The extreme heat blanketing the southern regions of the U.S., Mexico, and Europe this month would have been nearly impossible without the warming effects of human-induced climate change, according to a study released Tuesday by a group of European scientists who carry out rapid assessments of extreme weather events.

The study by World Weather Attribution, a group of researchers based in London and the Netherlands, found that three separate heat waves in July across the Northern Hemisphere were made much worse because of decades of fossil-fuel emissions that have raised the planet’s average temperature by 2 degrees Fahrenheit since the late 19th century.

“It’s something that we definitely will see more of in the future,” said Friederike Otto, co-founder of World Weather Attribution, an author on the new study and a senior lecturer in climate science at the Grantham Institute in London. “We don’t know what the new normal or the new extreme will be in the future because we don’t know when we will stop burning fossil fuels.”

The study hasn’t been peer-reviewed, which is considered the gold standard for validating research findings; however, it is based on peer-reviewed methods the group published in 2020.

To assess the recent heat waves, the scientists ran a dozen climate models comparing the temperatures observed this month with projections of a similar world without climate warming. They concluded that without human-induced climate change, the extreme heat in China would have been about a one-in-250-year event, while the heat waves in July in the U.S., Mexico, and southern Europe would have been virtually impossible.

For the past few years, global temperatures have been moderated by the cooling effects of a three-year La Niña weather pattern in the Pacific Ocean. Now, the Pacific is switching to its opposite pattern, known as El Niño, which brings warm water to the eastern Pacific and influences weather patterns across the globe.

Last month was the world’s hottest June in the 174-year global climate record tracked by the National Oceanic and Atmospheric Administration.

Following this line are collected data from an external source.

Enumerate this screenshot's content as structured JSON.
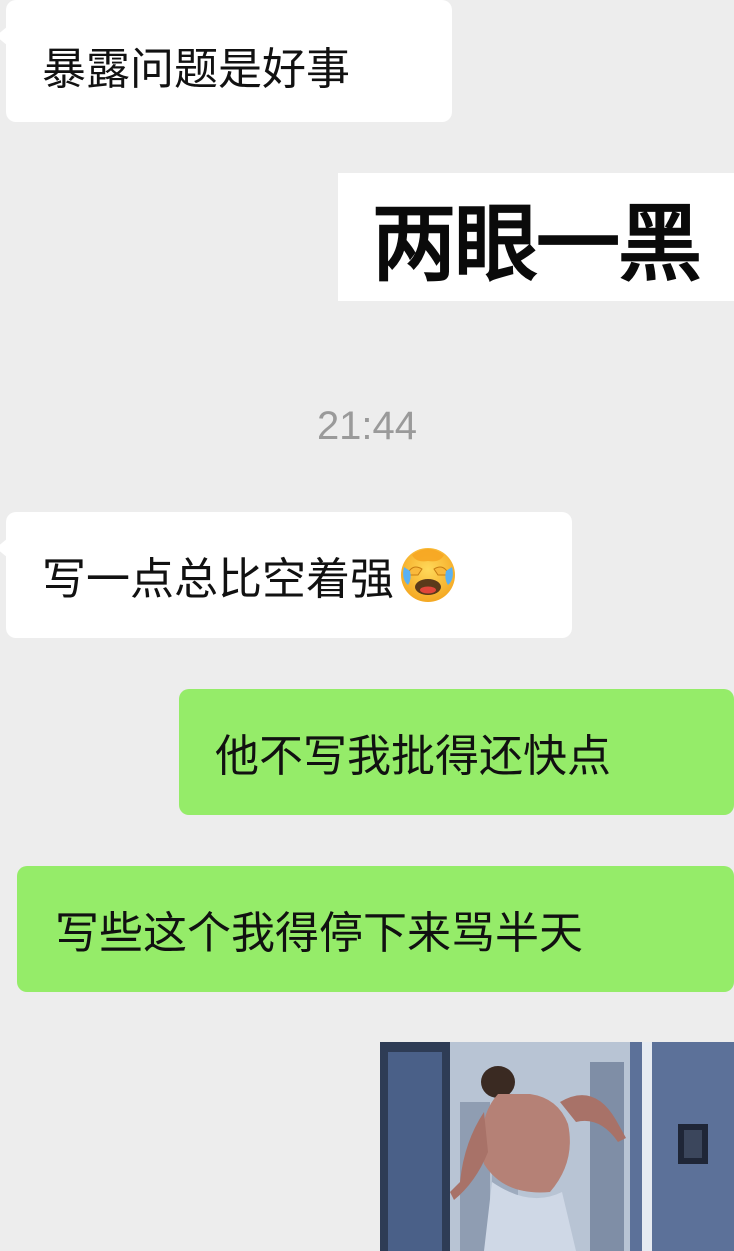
{
  "messages": [
    {
      "id": "m1",
      "direction": "incoming",
      "text": "暴露问题是好事"
    },
    {
      "id": "m2",
      "direction": "outgoing",
      "type": "sticker",
      "text": "两眼一黑"
    },
    {
      "id": "m3",
      "direction": "incoming",
      "text": "写一点总比空着强",
      "emoji": "face-with-tears-of-joy-icon"
    },
    {
      "id": "m4",
      "direction": "outgoing",
      "text": "他不写我批得还快点"
    },
    {
      "id": "m5",
      "direction": "outgoing",
      "text": "写些这个我得停下来骂半天"
    },
    {
      "id": "m6",
      "direction": "outgoing",
      "type": "gif-sticker"
    }
  ],
  "timestamp": "21:44",
  "colors": {
    "background": "#ededed",
    "incoming_bubble": "#ffffff",
    "outgoing_bubble": "#95ec69",
    "timestamp_text": "#9a9a9a"
  }
}
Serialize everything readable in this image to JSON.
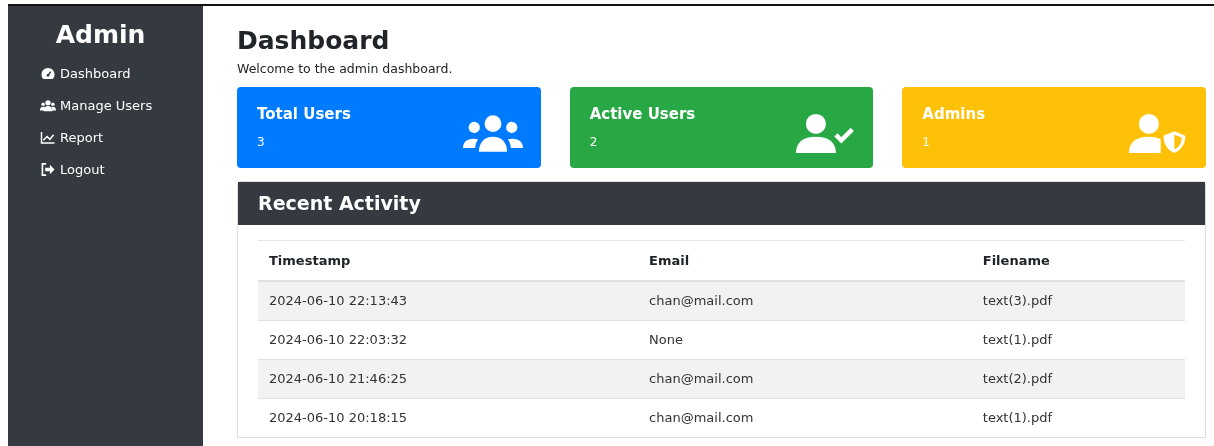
{
  "sidebar": {
    "title": "Admin",
    "items": [
      {
        "label": "Dashboard"
      },
      {
        "label": "Manage Users"
      },
      {
        "label": "Report"
      },
      {
        "label": "Logout"
      }
    ]
  },
  "page": {
    "title": "Dashboard",
    "subtitle": "Welcome to the admin dashboard."
  },
  "cards": [
    {
      "title": "Total Users",
      "value": "3",
      "color": "#007bff"
    },
    {
      "title": "Active Users",
      "value": "2",
      "color": "#28a745"
    },
    {
      "title": "Admins",
      "value": "1",
      "color": "#ffc107"
    }
  ],
  "activity": {
    "title": "Recent Activity",
    "columns": [
      "Timestamp",
      "Email",
      "Filename"
    ],
    "rows": [
      [
        "2024-06-10 22:13:43",
        "chan@mail.com",
        "text(3).pdf"
      ],
      [
        "2024-06-10 22:03:32",
        "None",
        "text(1).pdf"
      ],
      [
        "2024-06-10 21:46:25",
        "chan@mail.com",
        "text(2).pdf"
      ],
      [
        "2024-06-10 20:18:15",
        "chan@mail.com",
        "text(1).pdf"
      ]
    ]
  }
}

U.S. officials said recently that the first week of July was the hottest globally since record-keeping began in 1850, and expect the entire month will be the hottest ever, surpassing the previous hottest month of July 2016.

“We anticipate that July is likely to be the warmest absolute month on record, and that’s going to be a record that effectively goes back many hundreds if not thousands of years,” said Gavin Schmidt, director of the National Aeronautics and Space Administration’s Goddard Institute for Space Studies in New York, during a press call last week. “We don’t see this every year.”

Climate scientists have a good understanding of temperatures before record-keeping based on so-called proxy measures, which include the thickness of tree rings, lake and ocean sediments that record pollen from plants, ice cores taken from glaciers and ice sheets, corals, fossils and records from ship logs and early weather observers, according to NOAA.

July’s extreme heat affected over 100 million people across the U.S. and dozens of people have suffered heat-related deaths along the border with Mexico and throughout Arizona, the study said. More than 200 heat-related fatalities have been reported in Mexico, half in the northern state of Nuevo Leon, the study said.

Phoenix has suffered under 25 straight days of 110-degree-plus heat, a record for the city, forcing construction workers to pour concrete at night and cool materials with buckets of ice.